Observations all along the line - Kimball & the Southern Panhandle First

Local artist Amber Wilke makes keepsakes out of nature

When thinking of art people generally picture paintings. However, there are various mediums in which art can be expressed. Amber Wilke is a local artist who expresses her art through making baskets.

Wilke works at Clean Harbors during the day. Her husband works their farm. Despite the busy nature of her life, she manages to make time for her art. Wilke weaves baskets out of pine needles. Her specialized interest and talent in the art form of making pine needle baskets is the result of her father's art.

Don Story, Wilke's father, is a wood carver. He started carving in 1995 and has since only honed his skills and developed a style to his craft. Story started taking his carvings to wood carving fairs to compete.
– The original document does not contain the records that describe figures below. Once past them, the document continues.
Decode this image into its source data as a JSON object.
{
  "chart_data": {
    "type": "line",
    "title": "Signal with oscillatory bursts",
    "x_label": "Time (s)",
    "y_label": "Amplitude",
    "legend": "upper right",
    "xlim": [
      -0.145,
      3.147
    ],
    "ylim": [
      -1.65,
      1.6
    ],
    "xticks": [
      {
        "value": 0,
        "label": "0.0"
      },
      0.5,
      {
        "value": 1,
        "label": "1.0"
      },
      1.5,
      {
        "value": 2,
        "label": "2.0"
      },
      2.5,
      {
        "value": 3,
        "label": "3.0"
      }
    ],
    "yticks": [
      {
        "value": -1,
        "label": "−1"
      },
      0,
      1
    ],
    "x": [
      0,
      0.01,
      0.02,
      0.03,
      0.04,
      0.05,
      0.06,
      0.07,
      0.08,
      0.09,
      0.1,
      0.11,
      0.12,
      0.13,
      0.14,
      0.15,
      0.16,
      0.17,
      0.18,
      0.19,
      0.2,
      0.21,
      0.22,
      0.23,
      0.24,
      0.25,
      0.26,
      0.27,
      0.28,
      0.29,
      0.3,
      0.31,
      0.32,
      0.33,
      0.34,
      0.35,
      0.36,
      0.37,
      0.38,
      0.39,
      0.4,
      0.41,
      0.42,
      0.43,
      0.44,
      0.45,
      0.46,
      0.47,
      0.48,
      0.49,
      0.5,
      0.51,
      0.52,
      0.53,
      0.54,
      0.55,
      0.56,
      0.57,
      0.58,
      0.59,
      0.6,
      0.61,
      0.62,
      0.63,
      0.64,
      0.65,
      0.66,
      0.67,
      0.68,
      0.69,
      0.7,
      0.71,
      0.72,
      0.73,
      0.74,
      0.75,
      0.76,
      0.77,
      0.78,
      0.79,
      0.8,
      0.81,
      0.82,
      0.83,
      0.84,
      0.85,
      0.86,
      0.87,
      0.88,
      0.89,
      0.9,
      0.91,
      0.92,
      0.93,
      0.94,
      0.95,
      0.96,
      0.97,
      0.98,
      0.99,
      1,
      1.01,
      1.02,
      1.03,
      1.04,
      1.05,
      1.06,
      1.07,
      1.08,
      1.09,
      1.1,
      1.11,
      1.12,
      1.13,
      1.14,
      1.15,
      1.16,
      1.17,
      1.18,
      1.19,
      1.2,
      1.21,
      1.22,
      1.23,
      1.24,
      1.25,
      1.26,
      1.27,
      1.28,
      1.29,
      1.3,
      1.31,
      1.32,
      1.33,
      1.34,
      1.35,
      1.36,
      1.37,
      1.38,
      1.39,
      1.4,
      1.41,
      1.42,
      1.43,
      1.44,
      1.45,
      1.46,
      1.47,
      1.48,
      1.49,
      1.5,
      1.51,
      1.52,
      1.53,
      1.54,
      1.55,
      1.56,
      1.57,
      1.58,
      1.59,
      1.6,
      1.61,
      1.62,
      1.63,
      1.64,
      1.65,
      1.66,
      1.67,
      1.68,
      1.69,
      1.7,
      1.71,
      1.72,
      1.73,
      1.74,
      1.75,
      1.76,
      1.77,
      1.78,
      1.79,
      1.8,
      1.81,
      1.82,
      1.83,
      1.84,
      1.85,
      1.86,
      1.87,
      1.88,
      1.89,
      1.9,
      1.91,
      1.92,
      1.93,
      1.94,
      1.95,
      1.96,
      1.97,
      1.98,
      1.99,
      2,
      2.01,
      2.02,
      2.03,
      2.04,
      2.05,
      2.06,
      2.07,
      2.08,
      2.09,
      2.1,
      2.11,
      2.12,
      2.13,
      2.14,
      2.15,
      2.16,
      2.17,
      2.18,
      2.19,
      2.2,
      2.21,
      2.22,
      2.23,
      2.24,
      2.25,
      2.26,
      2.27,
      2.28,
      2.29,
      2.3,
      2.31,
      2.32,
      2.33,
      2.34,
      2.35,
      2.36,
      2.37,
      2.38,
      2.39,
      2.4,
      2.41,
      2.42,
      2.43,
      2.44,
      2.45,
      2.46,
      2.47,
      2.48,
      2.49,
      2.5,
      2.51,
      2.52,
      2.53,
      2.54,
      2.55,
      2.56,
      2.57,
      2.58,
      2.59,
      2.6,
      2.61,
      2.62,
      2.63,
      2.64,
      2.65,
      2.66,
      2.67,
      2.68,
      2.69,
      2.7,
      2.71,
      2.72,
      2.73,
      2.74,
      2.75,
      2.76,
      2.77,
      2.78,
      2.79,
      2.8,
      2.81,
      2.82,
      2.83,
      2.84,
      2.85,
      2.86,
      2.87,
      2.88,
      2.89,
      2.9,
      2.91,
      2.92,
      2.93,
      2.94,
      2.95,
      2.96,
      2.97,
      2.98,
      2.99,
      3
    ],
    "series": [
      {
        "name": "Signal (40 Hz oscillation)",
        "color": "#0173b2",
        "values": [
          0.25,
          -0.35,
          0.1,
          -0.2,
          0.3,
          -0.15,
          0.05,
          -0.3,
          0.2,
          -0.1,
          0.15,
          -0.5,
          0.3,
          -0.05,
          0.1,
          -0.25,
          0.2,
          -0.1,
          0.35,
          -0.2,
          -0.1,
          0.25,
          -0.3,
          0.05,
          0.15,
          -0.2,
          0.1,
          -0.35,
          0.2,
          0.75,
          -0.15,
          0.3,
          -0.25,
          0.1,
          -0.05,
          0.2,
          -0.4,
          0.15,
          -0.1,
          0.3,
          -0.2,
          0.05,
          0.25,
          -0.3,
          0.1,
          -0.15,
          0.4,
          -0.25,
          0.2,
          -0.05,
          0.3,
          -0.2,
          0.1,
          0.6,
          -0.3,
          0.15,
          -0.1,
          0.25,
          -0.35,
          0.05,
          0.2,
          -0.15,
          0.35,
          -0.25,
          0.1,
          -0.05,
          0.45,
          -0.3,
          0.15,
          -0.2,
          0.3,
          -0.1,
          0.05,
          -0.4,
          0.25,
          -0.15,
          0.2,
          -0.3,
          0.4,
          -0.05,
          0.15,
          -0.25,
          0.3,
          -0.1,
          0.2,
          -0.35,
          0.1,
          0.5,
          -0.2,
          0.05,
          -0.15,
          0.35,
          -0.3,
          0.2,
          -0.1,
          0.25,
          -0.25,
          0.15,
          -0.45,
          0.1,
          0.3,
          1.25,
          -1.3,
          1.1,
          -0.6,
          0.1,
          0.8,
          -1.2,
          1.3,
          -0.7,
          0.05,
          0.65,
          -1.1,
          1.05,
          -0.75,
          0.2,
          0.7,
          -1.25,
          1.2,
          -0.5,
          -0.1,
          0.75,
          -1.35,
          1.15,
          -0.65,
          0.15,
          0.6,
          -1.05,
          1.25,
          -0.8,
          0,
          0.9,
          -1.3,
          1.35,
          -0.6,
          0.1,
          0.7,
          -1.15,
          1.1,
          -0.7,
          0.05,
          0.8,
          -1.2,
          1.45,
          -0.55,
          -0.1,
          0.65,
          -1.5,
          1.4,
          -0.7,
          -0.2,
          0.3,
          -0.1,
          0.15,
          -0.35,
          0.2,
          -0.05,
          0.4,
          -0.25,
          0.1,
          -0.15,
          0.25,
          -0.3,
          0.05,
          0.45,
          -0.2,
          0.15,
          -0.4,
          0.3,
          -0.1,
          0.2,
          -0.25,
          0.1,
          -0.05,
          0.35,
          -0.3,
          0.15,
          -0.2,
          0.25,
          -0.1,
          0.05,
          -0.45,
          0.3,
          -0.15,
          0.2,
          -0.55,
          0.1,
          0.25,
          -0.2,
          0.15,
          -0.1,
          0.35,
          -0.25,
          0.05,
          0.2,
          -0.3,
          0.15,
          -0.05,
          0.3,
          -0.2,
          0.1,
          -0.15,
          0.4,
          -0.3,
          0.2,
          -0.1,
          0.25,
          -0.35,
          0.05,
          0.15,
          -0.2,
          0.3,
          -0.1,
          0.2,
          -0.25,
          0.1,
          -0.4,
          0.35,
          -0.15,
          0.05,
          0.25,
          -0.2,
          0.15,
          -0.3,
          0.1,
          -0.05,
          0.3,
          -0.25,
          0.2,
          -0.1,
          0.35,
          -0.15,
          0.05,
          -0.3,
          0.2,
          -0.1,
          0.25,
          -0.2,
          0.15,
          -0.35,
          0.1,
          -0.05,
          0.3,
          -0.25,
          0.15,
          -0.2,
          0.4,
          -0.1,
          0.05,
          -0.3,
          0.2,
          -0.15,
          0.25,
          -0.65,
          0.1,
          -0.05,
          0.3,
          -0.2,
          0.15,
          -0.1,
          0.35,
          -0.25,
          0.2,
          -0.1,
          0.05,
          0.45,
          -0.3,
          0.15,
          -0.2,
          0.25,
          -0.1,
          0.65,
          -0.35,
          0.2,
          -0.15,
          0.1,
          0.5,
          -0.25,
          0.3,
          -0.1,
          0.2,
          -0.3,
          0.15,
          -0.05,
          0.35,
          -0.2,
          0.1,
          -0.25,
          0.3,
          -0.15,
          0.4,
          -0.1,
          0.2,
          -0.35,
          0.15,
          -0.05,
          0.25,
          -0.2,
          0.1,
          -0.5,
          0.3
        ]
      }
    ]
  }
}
It was at one of these shows that Wilke was pulled aside by a woman who taught her how to make pine needle baskets.

"The wood carving shows were great, always something new to look at, but after you made your way around and said 'hi' to everyone you knew, there wasn't much to do. So one day a lady there offered to show me how to make baskets, and I got obsessive," Wilke said.

Wilke recalls retrieving pine needles from her own back yard and using those in baskets.

"I realized quickly that the pine needles I got from my pines were not going to be the best for making my baskets. So I called up the woman who taught me weaving and asked her where she got her needles," Wilke said.

Wilke then began ordering her pine needles. This way she was able to have access to much longer and much softer pine needles. She made more traditional baskets and soon over time began to add on to her work in a very creative form. Wilke began making memory bowls and baskets out of keepsakes.

"I started with jewelry, trying to incorporate it into the baskets, you know, family heirlooms, that sort of thing," Wilke said.

Wilke will take bowls, wooden or ceramic and weave pine needles around the top, building onto the existing bowl in question. She also began putting pieces of jewelry in the bottom of the bowls and covering them with lacquer.

"Everyone has their own little trade secrets, and they try to keep certain things that make their pieces unique under wraps. That's my lacquer technique, I have spent a lot of time figuring out how to get it just right, so I try to keep that to myself," Wilke said.

Lacquer often fills her bowls and hold in place a piece of jewelry, buttons, flowers, or sometimes even candy. However, it is often a mystery how she can use so much lacquer and not have air bubbles throughout her work. Hence her secrecy.

Since Wilke enters her baskets in contests, she must often times travel great lengths and set up a display booth. Her booth can take about two hours to set up and take down. Thankfully, she has the help of her mother and father, the Storys.

"One of the ways I have really been able to connect with mom and dad through my adult life is by doing the wood carving and basket weaving shows with them," Wilke said.

While her parents often help her with her baskets she returns the favor by helping them with her father's wood carvings. Wilke's father is a talented carver who is self taught.

"I started out with the wrong tools, and it was really hard and then I found out you can get special wood carving tools, so I started getting books on the subject and getting the tools and working on getting it right," Story said.

Story along with his wife and Wilke attend carving fairs where he usually enters a few pieces for judging.

"Honestly, it's not about the awards. It's about seeing old friends and getting to spend time with my wife and daughter," Story said.

While Wilke does sell her work and does commissioned pieces, Story does not do either of those things.

"I like to carve for my family," Story said.

He has done several works that are for his family's enjoyment. He carves his wife a rose out of a different exotic wood for their anniversary every year and also carves her unique jewelry.

"I would never sell my carvings or do commissioned pieces. I carve for me and my family," Story said.

Carving is such a time consuming effort that often some carvers make fifty cents an hour on some of their pieces.

In Wilke's case, she weaves everywhere. She can take her pine needles on the road with her when she rides with her husband to different places if he needs to go somewhere for work. That being the case Wilke accomplishes a lot. She makes baskets for wedding gifts, she made one for her son when he got married. She makes pieces that mean something.

Her talents do not go un recognized. She does compete and has taken home many blue ribbons. However, much like her father, it isn't necessarily about the winning.

"It's nice to win. It feels good, but it's about making the friends at the shows and learning how to be better. Plus, I get to spend time with mom and dad, and especially with their support, I accomplish a lot," Wilke said.

Wilke and her parents plan on attending a few more shows for carving before the end of fall, in which both her and her father will compete in several categories.